Two days later the US government sent a transport aircraft from its base at Guantanamo Bay which was loaded up with their cash, jewellery, silver, paintings, antiques, furs, shoes, pictures and antiques. It took off in the middle of the night for France. There they stayed at the Hotel de l’Abbaye at Talloires on Lake Annecy until the owner went to law to dislodge them.
They rented a villa near Cannes from the Saudi arms dealer Adnan Khashoggi, where they continued their life of luxury, calling in food from a nearby three-star restaurant. Money came from a bewildering number of accounts in many cities, including Barclays in London and Amro in Geneva.
But exile irked him and he took up with a succession of mistresses procured by his wife’s brothers. Michèle, famously foul-mouthed and never a devoted mother, lapsed into fretful boredom. The couple divorced by proxy in the Dominican Republic in 1989. Michèle won custody of their children Nicolas and Anya and a monthly settlement of $7,500.

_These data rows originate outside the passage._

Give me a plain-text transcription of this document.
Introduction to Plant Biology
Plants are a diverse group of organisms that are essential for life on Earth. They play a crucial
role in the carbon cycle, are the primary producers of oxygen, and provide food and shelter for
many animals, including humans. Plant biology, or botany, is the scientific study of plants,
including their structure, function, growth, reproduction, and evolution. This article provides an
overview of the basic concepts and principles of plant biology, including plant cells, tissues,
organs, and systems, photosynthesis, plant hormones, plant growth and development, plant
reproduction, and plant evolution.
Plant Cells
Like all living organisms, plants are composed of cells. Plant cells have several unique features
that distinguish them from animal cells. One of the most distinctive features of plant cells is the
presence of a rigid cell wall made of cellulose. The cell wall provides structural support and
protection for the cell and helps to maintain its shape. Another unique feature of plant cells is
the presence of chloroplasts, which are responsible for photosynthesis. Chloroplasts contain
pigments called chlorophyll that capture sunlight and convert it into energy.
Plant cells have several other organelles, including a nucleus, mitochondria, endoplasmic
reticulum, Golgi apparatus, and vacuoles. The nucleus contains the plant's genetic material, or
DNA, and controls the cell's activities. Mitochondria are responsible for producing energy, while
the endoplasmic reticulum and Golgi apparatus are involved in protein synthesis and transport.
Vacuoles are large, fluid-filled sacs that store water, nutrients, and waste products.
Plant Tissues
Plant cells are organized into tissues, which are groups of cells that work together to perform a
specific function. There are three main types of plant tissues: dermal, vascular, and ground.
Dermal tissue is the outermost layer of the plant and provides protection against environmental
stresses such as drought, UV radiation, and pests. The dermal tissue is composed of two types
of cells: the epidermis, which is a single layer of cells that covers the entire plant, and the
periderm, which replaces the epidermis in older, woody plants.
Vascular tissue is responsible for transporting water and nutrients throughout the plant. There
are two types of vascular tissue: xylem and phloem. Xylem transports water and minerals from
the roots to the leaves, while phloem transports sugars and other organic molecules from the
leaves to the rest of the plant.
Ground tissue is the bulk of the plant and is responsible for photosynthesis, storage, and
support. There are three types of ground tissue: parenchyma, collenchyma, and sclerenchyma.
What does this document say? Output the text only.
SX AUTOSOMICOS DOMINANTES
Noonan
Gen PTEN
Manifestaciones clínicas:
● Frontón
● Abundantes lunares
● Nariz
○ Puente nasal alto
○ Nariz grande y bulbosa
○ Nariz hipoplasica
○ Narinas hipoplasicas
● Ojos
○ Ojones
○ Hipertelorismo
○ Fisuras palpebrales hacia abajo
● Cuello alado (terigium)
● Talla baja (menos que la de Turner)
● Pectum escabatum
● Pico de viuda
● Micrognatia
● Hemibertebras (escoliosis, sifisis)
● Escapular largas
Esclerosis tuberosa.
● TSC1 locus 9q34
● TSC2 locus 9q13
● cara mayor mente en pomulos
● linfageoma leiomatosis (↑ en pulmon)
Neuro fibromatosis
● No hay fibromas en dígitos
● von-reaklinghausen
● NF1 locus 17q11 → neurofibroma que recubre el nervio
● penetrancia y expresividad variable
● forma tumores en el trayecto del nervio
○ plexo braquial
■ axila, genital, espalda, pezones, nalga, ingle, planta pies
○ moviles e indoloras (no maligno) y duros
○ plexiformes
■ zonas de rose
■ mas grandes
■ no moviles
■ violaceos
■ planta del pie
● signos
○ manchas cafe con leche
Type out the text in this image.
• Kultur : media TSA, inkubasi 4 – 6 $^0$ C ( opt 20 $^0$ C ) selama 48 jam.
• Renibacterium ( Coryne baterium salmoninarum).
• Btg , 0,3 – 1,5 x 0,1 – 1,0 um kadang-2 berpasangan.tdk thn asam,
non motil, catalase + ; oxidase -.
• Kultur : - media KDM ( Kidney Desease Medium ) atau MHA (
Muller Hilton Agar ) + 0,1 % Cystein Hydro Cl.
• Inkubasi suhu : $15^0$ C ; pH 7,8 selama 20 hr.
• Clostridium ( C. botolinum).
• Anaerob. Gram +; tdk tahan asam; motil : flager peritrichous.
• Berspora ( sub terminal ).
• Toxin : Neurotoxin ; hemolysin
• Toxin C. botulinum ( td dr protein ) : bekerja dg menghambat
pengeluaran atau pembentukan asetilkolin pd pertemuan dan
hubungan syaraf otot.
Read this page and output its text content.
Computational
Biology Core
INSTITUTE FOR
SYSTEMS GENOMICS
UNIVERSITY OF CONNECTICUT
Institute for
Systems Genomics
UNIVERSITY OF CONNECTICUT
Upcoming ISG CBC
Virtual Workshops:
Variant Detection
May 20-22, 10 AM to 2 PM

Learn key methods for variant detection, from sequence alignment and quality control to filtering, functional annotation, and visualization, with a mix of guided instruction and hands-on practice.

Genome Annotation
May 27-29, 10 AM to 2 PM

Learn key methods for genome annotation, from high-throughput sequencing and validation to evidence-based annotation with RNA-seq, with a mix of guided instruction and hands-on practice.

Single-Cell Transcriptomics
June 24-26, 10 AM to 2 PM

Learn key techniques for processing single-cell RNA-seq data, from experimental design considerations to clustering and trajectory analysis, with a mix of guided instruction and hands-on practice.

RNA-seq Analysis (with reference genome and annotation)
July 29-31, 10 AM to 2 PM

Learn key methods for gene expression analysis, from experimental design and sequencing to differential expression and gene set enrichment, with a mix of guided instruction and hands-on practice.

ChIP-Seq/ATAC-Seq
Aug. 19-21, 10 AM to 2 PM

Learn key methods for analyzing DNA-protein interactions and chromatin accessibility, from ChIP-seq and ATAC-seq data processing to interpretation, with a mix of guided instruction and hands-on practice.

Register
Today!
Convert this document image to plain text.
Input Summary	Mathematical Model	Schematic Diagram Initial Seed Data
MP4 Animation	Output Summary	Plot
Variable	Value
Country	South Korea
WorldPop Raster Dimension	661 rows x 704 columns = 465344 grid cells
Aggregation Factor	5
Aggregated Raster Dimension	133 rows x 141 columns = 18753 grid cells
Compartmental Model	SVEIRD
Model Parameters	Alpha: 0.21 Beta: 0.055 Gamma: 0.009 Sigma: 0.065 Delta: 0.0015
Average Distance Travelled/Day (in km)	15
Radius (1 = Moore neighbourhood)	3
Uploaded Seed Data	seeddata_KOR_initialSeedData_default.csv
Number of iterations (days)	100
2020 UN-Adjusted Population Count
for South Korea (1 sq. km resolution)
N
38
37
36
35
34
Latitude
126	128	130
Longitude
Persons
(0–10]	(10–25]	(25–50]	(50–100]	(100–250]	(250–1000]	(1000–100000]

In 2002 Duvalier said it was his “firm intention” to return to Haiti “as soon as conditions allow”, a view he repeated during the removal of Jean-Bertrand Aristide. He was said in 2003 to be short of money and living with his mistress Vèronique Roy in a one-bedroom flat in Paris, but in 2011 he returned with Roy to a country ravaged by the recent earthquake, insisting that he wanted to help the country get back on its feet. Some suspected he wanted to get round new Swiss banking regulations designed to stop former dictators accessing ill-gotten funds.
He was arrested and charged with embezzlement and other crimes, and there was talk of his being charged with crimes against humanity, but he remained in a hotel in the mountains above Port-au-Prince, where he died of a heart attack.
Jean-Claude Duvalier, politician: born Port-au-Prince 3 July 1951; married Michèle Bennett (divorced 1990; one daughter, one son); died Port-au-Prince 4 October 2014.